As envisioned by Industry 4.0, the next generation of smart factories and warehouses will highly depend on the collaboration between human and artificial intelligence (AI). This symbiotic partnership can augment human capabilities by providing suggestions, assistance, and explanations as needed—or can utilize direct or indirect human feedbacks in a human-in-the-loop learning framework to enhance AI learning capabilities. This Special Section aims to harvest the latest efforts in fundamental methodologies as well as their applications in human–AI partnership with specific applications for next-generation factories encompassing the design process to manufacturing, production, and inspection.

“Seeking Human Help to Manage Plan Failure Risks in Semi-Autonomous Mobile Manipulation” by Al-Hussaini et al. presents a framework to identify the risk associated with a task failure in a shared-autonomy mobile manipulation task and if needed communicate the potential risk (e.g., collision) with a remote operator for seeking guidance. To this end, first, a probabilistic metric temporal logic approach is proposed to encode human-provided alert-trigging conditions. Second, a sensor-agnostic way of generating an uncertainty model of the environment is proposed to estimate uncertainty in 3D workspace models, estimate the probability of collision, and estimate task failure for generating alerts. Third, to enhance the situation awareness and decision making of the human operators, a wide range of visualization tools are integrated in the human–robot interface. Finally, the framework is demonstrated with a use case in which a mobile manipulator performs machine tending and material handling tasks.

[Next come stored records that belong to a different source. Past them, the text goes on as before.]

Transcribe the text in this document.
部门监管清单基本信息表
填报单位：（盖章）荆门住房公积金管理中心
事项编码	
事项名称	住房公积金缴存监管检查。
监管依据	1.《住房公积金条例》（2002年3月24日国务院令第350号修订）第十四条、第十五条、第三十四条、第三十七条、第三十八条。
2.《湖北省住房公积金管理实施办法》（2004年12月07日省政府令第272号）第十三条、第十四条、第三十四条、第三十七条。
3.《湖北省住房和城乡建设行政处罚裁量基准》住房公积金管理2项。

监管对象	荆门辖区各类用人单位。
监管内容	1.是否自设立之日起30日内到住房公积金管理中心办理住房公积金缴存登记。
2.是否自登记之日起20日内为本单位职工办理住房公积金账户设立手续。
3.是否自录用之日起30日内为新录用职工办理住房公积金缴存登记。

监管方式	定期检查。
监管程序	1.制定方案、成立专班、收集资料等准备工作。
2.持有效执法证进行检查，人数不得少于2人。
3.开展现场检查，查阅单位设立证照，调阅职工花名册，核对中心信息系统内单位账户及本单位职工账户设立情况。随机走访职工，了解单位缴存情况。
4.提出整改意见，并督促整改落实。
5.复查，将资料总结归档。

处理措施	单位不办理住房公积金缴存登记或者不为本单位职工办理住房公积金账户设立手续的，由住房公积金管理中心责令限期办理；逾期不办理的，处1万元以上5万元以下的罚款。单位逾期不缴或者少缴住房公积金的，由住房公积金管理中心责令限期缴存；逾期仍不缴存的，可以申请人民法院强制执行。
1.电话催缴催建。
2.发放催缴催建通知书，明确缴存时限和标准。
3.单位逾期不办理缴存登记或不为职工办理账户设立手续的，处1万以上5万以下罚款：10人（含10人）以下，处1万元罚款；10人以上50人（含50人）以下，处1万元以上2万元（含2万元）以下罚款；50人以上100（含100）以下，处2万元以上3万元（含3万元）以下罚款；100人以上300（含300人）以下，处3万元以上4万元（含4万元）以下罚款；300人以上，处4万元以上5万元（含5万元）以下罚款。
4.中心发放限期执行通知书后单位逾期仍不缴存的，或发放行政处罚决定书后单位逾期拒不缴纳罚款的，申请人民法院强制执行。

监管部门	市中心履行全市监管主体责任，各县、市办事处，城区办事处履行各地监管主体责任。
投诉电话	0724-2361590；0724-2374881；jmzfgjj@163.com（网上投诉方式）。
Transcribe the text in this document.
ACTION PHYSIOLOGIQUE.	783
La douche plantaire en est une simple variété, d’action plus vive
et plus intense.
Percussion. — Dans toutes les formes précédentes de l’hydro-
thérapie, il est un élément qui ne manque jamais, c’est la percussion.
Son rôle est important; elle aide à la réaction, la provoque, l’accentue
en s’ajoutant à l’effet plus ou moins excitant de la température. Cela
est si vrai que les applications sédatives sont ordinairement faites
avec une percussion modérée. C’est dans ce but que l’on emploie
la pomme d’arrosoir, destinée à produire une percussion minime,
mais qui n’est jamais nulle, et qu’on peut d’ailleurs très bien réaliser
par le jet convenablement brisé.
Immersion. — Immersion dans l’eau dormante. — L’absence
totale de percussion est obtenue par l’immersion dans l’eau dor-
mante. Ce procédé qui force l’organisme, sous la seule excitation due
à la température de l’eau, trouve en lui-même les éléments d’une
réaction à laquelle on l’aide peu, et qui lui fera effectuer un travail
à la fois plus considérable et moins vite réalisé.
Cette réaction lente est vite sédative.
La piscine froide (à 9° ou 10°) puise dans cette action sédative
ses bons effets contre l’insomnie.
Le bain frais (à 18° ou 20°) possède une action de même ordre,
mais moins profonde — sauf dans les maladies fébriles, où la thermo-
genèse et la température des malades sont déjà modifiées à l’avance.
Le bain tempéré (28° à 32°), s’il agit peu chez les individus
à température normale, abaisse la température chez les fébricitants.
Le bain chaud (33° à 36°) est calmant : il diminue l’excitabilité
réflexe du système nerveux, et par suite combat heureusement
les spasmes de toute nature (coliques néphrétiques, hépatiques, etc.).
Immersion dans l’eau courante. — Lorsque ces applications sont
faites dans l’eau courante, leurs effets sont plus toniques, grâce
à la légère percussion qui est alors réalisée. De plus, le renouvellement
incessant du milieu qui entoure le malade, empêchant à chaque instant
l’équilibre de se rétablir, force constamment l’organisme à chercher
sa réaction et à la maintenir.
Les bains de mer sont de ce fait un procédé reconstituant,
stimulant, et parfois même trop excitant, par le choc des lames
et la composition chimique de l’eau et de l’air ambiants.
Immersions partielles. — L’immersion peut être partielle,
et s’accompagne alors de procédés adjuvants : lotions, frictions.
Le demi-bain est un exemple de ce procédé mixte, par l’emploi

The paper by Li et al. entitled “The Effect of Different Occupational Background Noises on Voice Recognition Accuracy” demonstrates the importance of developing voice recognition algorithms that are designed for specific occupational settings. A customized auto speech recognition (ASR) model with a denoising module is proposed to investigate the effect of unique background noise and the type of communication associated with different settings. The performance of this system is compared to a regular convolutional neural network (CNN) based voice recognition algorithm under several background noise conditions. The ASR model customized for specific occupational setting outperformed the CNN-based model with an overall performance increase between 14% and 35% across all background noises.

“User-Requirements Analysis on Augmented Reality-Based Maintenance in Manufacturing” by Runji et al. is a systematic literature review on augmented reality-based maintenance in manufacturing entities. Reviewing the relevant literature from 2017 to 2021, the specific user needs are categorized as ergonomics, communication, situational awareness, intelligence sources, feedback, safety, motivation, and performance assessment. These predominant user needs are cross-tabulated with the contributing factors (e.g., geographical location), and their results are presented using trend analysis to identify gaps and provide possible future direction.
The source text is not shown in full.